Solitude, the child of a French sailor and a Mende woman from Sierra Leone, was the result of her mother’s rape on board a slave ship to Guadeloupe. She was born in 1772.

When she was eight years old, her mother disappeared. There are several possibilities surrounding her mother’s disappearance. She could have died from malnutrition and hard work (as was the case with most enslaved people), or she was sold to another plantation, or she simply abandoned her daughter and ran away.

With the first abolition of slavery in Guadeloupe, twenty-two year old Solitude joined a community of maroons in Guava, Bassa-Terre. After its restoration eight years later, she joined the resistance movement, headed by Delgrés and others.

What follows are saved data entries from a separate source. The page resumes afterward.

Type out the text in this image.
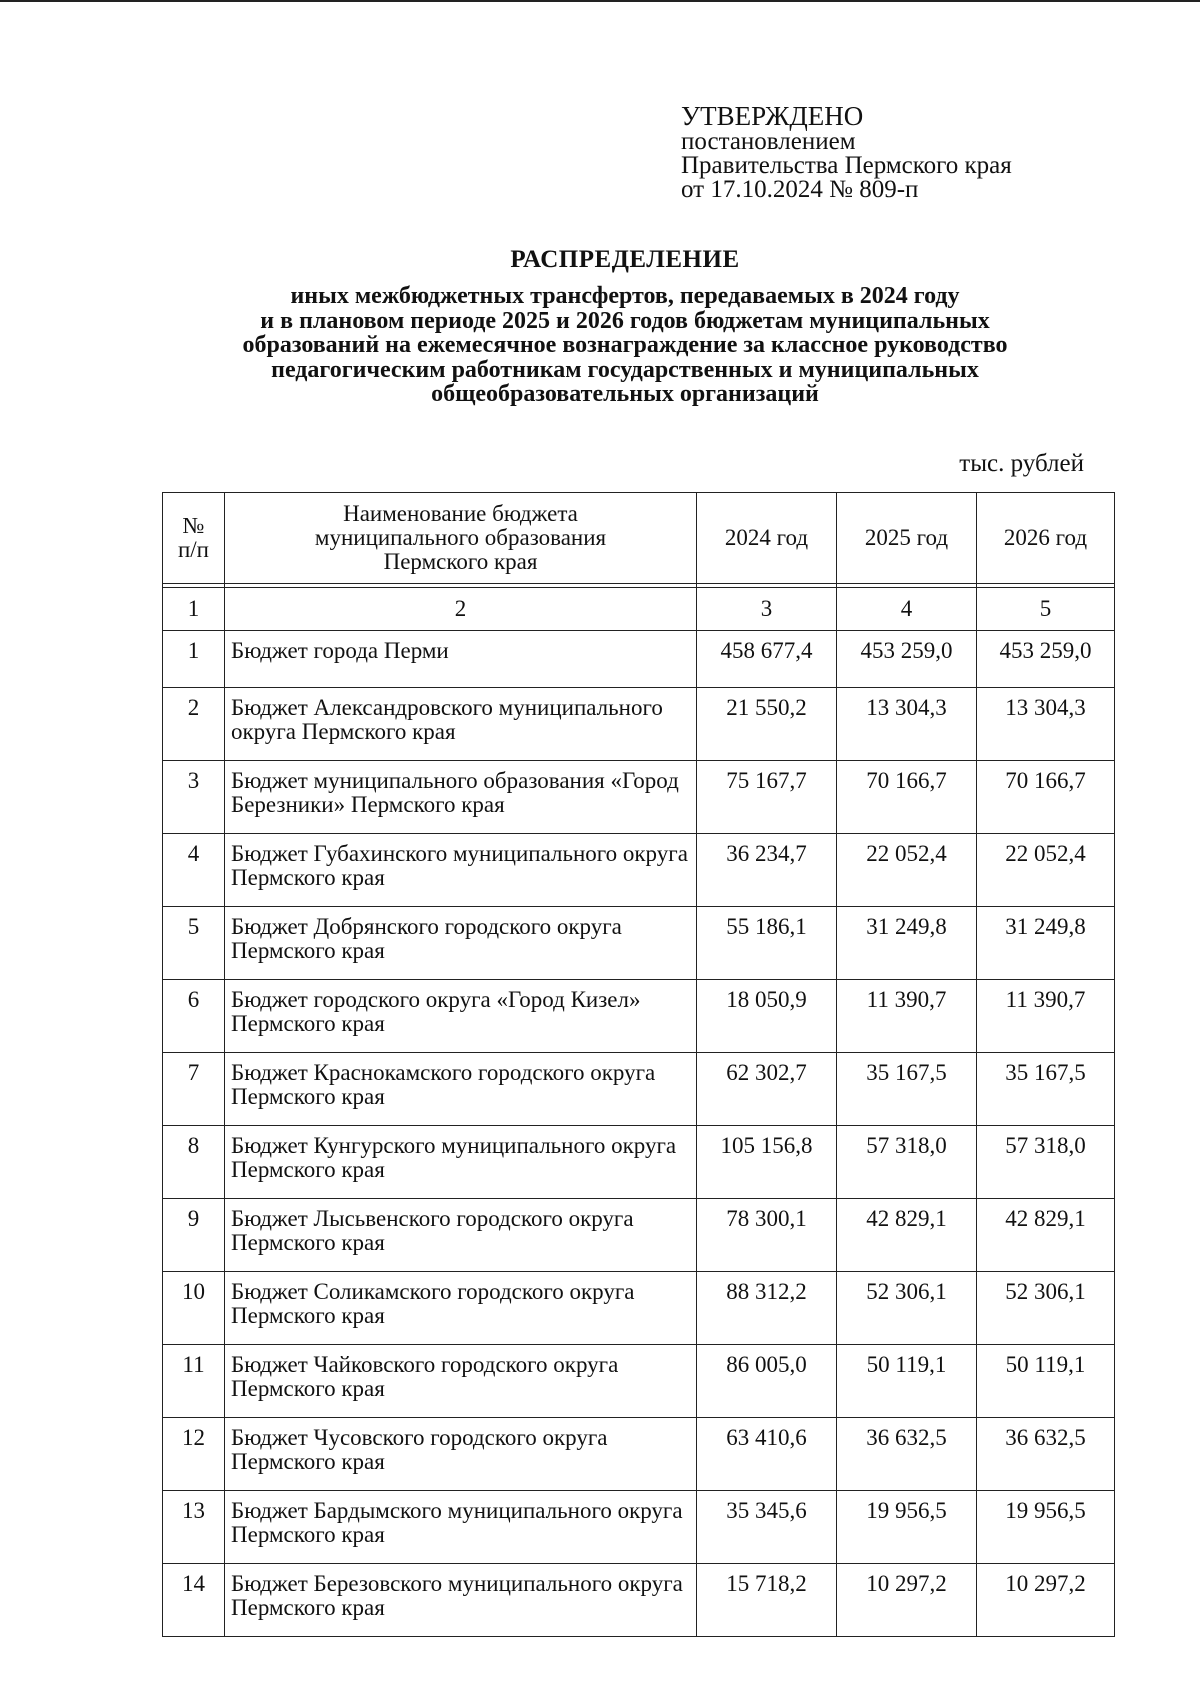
УТВЕРЖДЕНО
постановлением
Правительства Пермского края
от 17.10.2024 № 809-п
РАСПРЕДЕЛЕНИЕ
иных межбюджетных трансфертов, передаваемых в 2024 году
и в плановом периоде 2025 и 2026 годов бюджетам муниципальных
образований на ежемесячное вознаграждение за классное руководство
педагогическим работникам государственных и муниципальных
общеобразовательных организаций
тыс. рублей
№ п/п	Наименование бюджета муниципального образования Пермского края	2024 год	2025 год	2026 год

1	2	3	4	5
1	Бюджет города Перми	458 677,4	453 259,0	453 259,0
2	Бюджет Александровского муниципального округа Пермского края	21 550,2	13 304,3	13 304,3
3	Бюджет муниципального образования «Город Березники» Пермского края	75 167,7	70 166,7	70 166,7
4	Бюджет Губахинского муниципального округа Пермского края	36 234,7	22 052,4	22 052,4
5	Бюджет Добрянского городского округа Пермского края	55 186,1	31 249,8	31 249,8
6	Бюджет городского округа «Город Кизел» Пермского края	18 050,9	11 390,7	11 390,7
7	Бюджет Краснокамского городского округа Пермского края	62 302,7	35 167,5	35 167,5
8	Бюджет Кунгурского муниципального округа Пермского края	105 156,8	57 318,0	57 318,0
9	Бюджет Лысьвенского городского округа Пермского края	78 300,1	42 829,1	42 829,1
10	Бюджет Соликамского городского округа Пермского края	88 312,2	52 306,1	52 306,1
11	Бюджет Чайковского городского округа Пермского края	86 005,0	50 119,1	50 119,1
12	Бюджет Чусовского городского округа Пермского края	63 410,6	36 632,5	36 632,5
13	Бюджет Бардымского муниципального округа Пермского края	35 345,6	19 956,5	19 956,5
14	Бюджет Березовского муниципального округа Пермского края	15 718,2	10 297,2	10 297,2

Enslaved women were instrumental in the resistance of the brutal and forced exploitation of their labour. While uprisings were the most dramatic forms of resistance in which they took up arms, women practiced more subtle and subversive methods of aggression towards their enslavers that on a daily basis, was more effective in resisting the system of slavery.

Upon realizing they were pregnant, many enslaved women preferred to abort their pregnancies and were able to do this with medicinal knowledge they or others possessed for the uses of plants. Others who went to full term would kill their newborn infants rather than bring a child into the system of slavery. Another method of resistance was refusing to wean a child for years as lactating mothers usually produced hormones that reduced fertility.

Some resisted enslavement by committing acts of sabotage, damaging machinery, and crops, committing arson or feigning illness. Others pretended to be mentally deficient so as not to understand but the simplest work related instructions.

Modern day Guadeloupe woman. Photo courtesy www.telegraph.co.uk

Modern day Guadeloupe woman. Photo courtesy www.telegraph.co.uk

Poisoning livestock, contaminating food by spitting in it, under-cooking it or adding too much salt were methods of resistance and many plantation owners were anxious about eating their meals in case it was poisoned.

Other forms of resistance came in the form of teaching African culture and traditions. This retention is present in African words and names in the Creole and Creolese languages of different Caribbean islands, in the folklore, in foods, in the use of plants for medicinal purposes and in spiritual and cultural beliefs.

Women ran away to be with family members or to plantations where they thought they would be treated better. They also ran away and became maroons, living in the hills or dense forest areas.

Enslaved women also killed themselves as the ultimate act of resistance.

In 1999, the Guadeloupe government erected a statue in honour of Solitude on the Boulevard of Heroes Abymes, and in 2007, the French erected another one in Hauts-de-Seine, France.